The notation is for my taste unfriendly and against the common sense. It is hard for instance to digest $E[H\circ M]_n$, which is with a low expectation without reading all conventions a "second order expression" in $H,M$, explicity: $$ E[H\circ M]_n = E\Big[\qquad [H\circ M,H\circ M]_n\qquad \Big]\ . $$ To have a clear situation, i will use $\alpha=0$. I suppose $M$ is a martingale. Then we have $$ \begin{aligned} \Delta(H\circ M)_n &= \sum_{n-1<j\le n}H_j\Delta M_j \\ &=H_n(M_n-M_{n-1}) \\ [H\circ M,H\circ M]_n &= \sum_{0<j\le n} \Delta(H\circ M)_j \cdot \Delta(H\circ M)_j \\ &= \sum_{0<j\le n} H_j(M_j-M_{j-1}) \cdot H_j(M_j-M_{j-1}) \ , \\ E[H\circ M]_n &= E\Big[\qquad [H\circ M,H\circ M]_n\qquad \Big]\ . \\ &= E\left[\ \sum_{0<j\le n} H_j^2(M_j-M_{j-1})^2 \ \right]\ . \\ &\qquad\qquad\text{Now let us compute} \\ E\left[\ \left(H_0M_0 + (H\circ M)_n\right)^2\ \right] &= E[\ (H_0M_0)^2\ ] \\&\qquad +2\underbrace{E\left[\ H_0M_0 (H\circ M)_n\ \right]}_{=0} \\&\qquad\qquad + E\left[\ \left( (H\circ M)_n\right)^2\ \right] \\ &= E[\ (H_0M_0)^2\ ] \\&\qquad + E\left[\ \sum_{0<j\le n}H_j^2(M_j-M_{j-1})^2\ \right] \\&\qquad\qquad + \underbrace{ 2E\left[\ \sum_{0<j<k\le n}H_j(M_j-M_{j-1})\cdot H_k(M_k-M_{k-1})\ \right] }_{=0} \ . \end{aligned} $$ The reason for the vanishing of some expectations is as follows, one example, this should be enough to capture the idea.
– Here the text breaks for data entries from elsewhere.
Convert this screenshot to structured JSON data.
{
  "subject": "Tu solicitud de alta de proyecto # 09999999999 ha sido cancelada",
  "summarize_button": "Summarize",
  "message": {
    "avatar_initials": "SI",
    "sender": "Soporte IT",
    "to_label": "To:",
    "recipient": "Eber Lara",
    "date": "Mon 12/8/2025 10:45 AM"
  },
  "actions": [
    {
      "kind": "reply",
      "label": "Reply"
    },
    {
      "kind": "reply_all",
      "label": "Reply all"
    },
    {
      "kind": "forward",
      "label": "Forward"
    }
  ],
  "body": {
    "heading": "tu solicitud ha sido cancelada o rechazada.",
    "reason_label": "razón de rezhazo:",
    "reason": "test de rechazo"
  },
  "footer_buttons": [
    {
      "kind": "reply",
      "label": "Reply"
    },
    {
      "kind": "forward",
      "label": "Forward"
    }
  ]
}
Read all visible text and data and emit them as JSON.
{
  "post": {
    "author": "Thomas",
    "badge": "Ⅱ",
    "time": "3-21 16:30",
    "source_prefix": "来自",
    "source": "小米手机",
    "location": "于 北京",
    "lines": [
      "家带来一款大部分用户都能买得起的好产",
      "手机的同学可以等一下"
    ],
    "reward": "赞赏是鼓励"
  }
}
Assume $j<k$ and let us calculate the expectation of $$ H_j(M_j-M_{j-1})\cdot H_k(M_k-M_{k-1})\ . $$ This factors throught the computatioin of the conditional expectaction $$ \begin{aligned} &E\Big[\ H_j(M_j-M_{j-1})\cdot H_k(M_k-M_{k-1})\ \Big| \ \Bbb F_{k-1}\ \Big] \\ = &H_j(M_j-M_{j-1})\cdot H_k\cdot \underbrace{ E\Big[\ M_k-M_{k-1}\ \Big| \ \Bbb F_{k-1}\ \Big] }_{=0} \\ = &0 \ . \end{aligned} $$ (We use the fact that $M$ is a martingale. The $H_k$ could jump outside the conditional expectation, because of predictability.)
This clears the first equation.
For the last step we need of course more information on $H$. Of course, things are false, if for instance $H=2018$, a constant process.